In their classic book on relevant logic, Alan R. Anderson and Nuel D. Belnap briefly discuss the transitivity of entailment:
Any criterion according to which entailment is not transitive is ipso facto wrong. It seems in fact incredible that anyone should admit that B follows from A, and that C follows from A, but feel that some further argument was required to establish that A entails C. What better argument (…) could one want? 1 (1975, p. 154)
It would not be too surprising to find such a quick dismissal in the words of classical logicians. But Anderson and Belnap’s goal is to set the pillars upon which to conduct a rigorous study of relevant logic, which was seen at the time (and it is also probably seen today) as one of the main rivals of classical logic.
At any rate, quick dismissals such as this one are—fortunately—harder to find nowadays. Non-transitive consequence relations are no longer seen as “ipso facto wrong” and many logicians and philosophers have acknowledged non-transitivism as a viable position in the context of a number of discussions.
Without a doubt, one of the main reasons for this—if not the main reason—are Dave Ripley’s writings on the topic. Ripley has forcefully argued that the non-transitive approach is not only interesting from a technical point of view, but also that it is compelling as an account of meaning and as a solution to a number of long-standing puzzles.
On July 31, 2017, a symposium on Ripley’s forthcoming book Uncut was held in Buenos Aires. 2 Ripley presented the main ideas in the book and there were comments by some of the participants. After the symposium, many of us agreed that it would be a good idea to put together a volume to reflect some of the interesting discussions that took place there.
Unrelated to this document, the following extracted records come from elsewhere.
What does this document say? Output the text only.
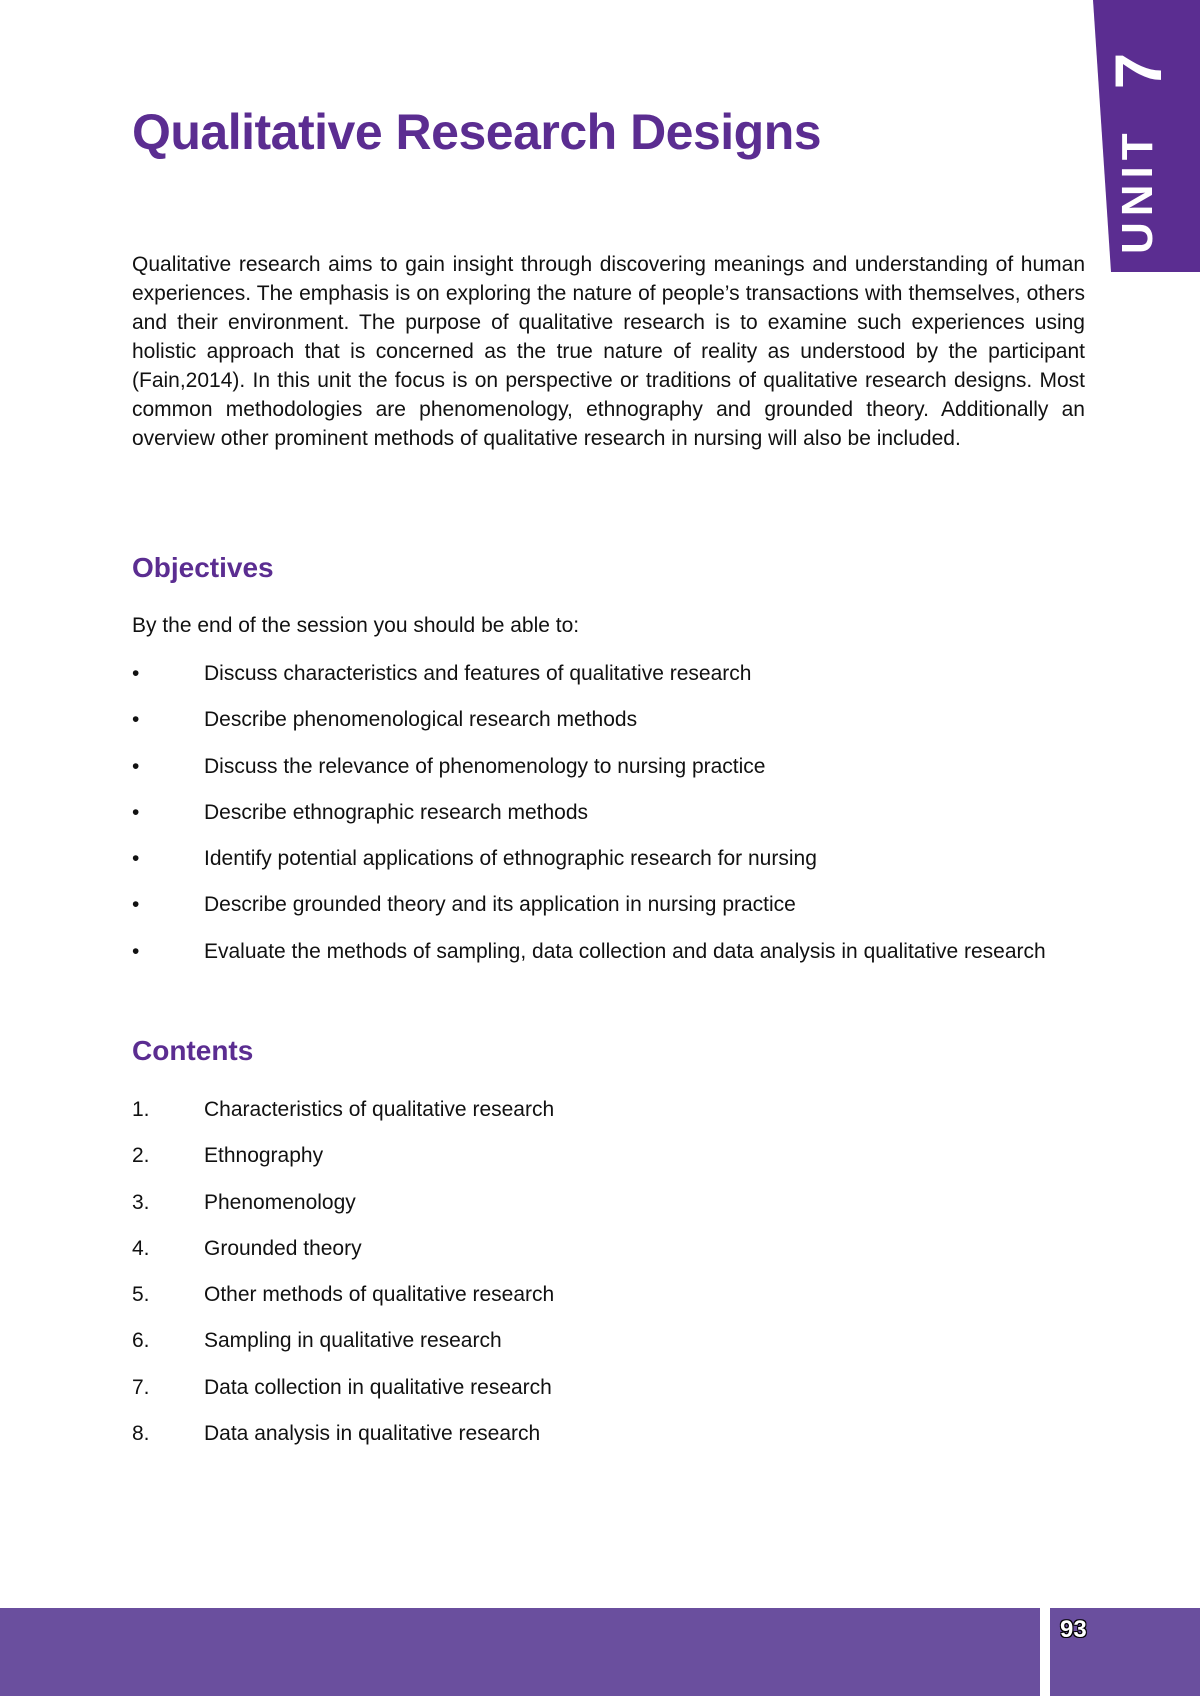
UNIT
7
Qualitative Research Designs

Qualitative research aims to gain insight through discovering meanings and understanding of human experiences. The emphasis is on exploring the nature of people’s transactions with themselves, others and their environment. The purpose of qualitative research is to examine such experiences using holistic approach that is concerned as the true nature of reality as understood by the participant (Fain,2014). In this unit the focus is on perspective or traditions of qualitative research designs. Most common methodologies are phenomenology, ethnography and grounded theory. Additionally an overview other prominent methods of qualitative research in nursing will also be included.

Objectives

By the end of the session you should be able to:

•	Discuss characteristics and features of qualitative research
•	Describe phenomenological research methods
•	Discuss the relevance of phenomenology to nursing practice
•	Describe ethnographic research methods
•	Identify potential applications of ethnographic research for nursing
•	Describe grounded theory and its application in nursing practice
•	Evaluate the methods of sampling, data collection and data analysis in qualitative research
Contents
1.	Characteristics of qualitative research
2.	Ethnography
3.	Phenomenology
4.	Grounded theory
5.	Other methods of qualitative research
6.	Sampling in qualitative research
7.	Data collection in qualitative research
8.	Data analysis in qualitative research
93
Uncut is fundamentally a book about the paradoxes of truth, the paradoxes of vagueness and meaning. One of its novelties is that it offers a unified account of both types of paradoxes in which they are understood as challenges to our intuitive conception of meaning. Paradoxes are dangerous because they pose a threat to the standard way of interpreting the vocabulary involved in the statements that generate them. Ripley’s suggestion, in a nutshell, is that we can deal with the paradoxes while maintaining the intuitive account of meaning if we endorse a non-transitive consequence relation.
The book contains (but it is not restricted to) many of the ideas that Ripley (sometimes on his own, sometimes with his coauthors) has been developing for the last decade or so. The impact and influence that these ideas have had since their appearance is enormous. 3 The pieces put together in the present volume touch on some of these ideas while at the same time exploring some aspects of non-transitivism that have not been discussed in the literature so far. The volume contains a précis of Uncut written by its author; then there are six short comments by Eduardo Barrio & Federico Pailos, Jonathan Dittrich, Thomas M. Ferguson, Rohan French, Paula Teijeiro and Damian Szmuc; lastly, we can find Ripley’s responses.
I hope that readers of this journal will find the contents of the volume as interesting as I did.